Dois dias depois do crime, a Delegacia de Investigações Gerais/Grupo Armado de Repressão a Roubo e Assalto (DIG/Garra), encontrou Almeida, que confessou o crime. Conforme publicou o JC na época, o mototaxista disse que começou a bater em sua amásia porque ela estava paquerando um outro homem.
Ao sair de um churrasco, o casal foi a um bar, onde desentenderam-se. Almeida, que estava jogando sinuca, teria observado sua amásia trocando olhares com um outro homem que estava no bar e, nervoso, desferido alguns tapas em Maria de Fátima. Ele contou que enquanto retornavam para casa voltaram a discutir.
Na quadra 5 da rua Alto Acre, segundo confessou Almeida à polícia dias após o crime, ele passou o pé em Maria de Fátima, que caiu na calçada.
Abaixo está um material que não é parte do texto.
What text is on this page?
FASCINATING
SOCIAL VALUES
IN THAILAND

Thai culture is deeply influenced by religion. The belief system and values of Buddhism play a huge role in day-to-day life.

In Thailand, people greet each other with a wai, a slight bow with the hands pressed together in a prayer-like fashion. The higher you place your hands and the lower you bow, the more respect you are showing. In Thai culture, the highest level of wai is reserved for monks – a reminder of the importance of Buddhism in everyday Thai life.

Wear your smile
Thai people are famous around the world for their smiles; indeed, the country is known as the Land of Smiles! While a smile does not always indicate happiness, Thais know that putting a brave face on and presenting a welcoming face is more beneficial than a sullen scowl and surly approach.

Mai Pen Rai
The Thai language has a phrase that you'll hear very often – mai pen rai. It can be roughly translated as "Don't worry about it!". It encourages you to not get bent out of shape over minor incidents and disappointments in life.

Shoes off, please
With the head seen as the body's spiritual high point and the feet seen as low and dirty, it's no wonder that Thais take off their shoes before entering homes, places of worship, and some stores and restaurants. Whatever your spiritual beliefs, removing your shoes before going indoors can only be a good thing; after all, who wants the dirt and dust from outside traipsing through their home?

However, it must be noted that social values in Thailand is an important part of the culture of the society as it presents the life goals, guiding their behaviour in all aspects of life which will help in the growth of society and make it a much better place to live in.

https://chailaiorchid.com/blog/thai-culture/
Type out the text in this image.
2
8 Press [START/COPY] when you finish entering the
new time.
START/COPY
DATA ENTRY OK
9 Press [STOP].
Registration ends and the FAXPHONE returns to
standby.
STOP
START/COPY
Em seguida, desferiu chutes e pontapés, deixando o local quando ela estava desmaiada. O mototaxista foi para a casa de seu pai e ficou sabendo da morte da amásia pelo jornal.
Depois de ser encontrado pela polícia e confessar o crime, ele foi preso e aguardava julgamento em Reginópolis. Almeida foi condenado pelo júri por homicídio qualificado a 12 anos de reclusão.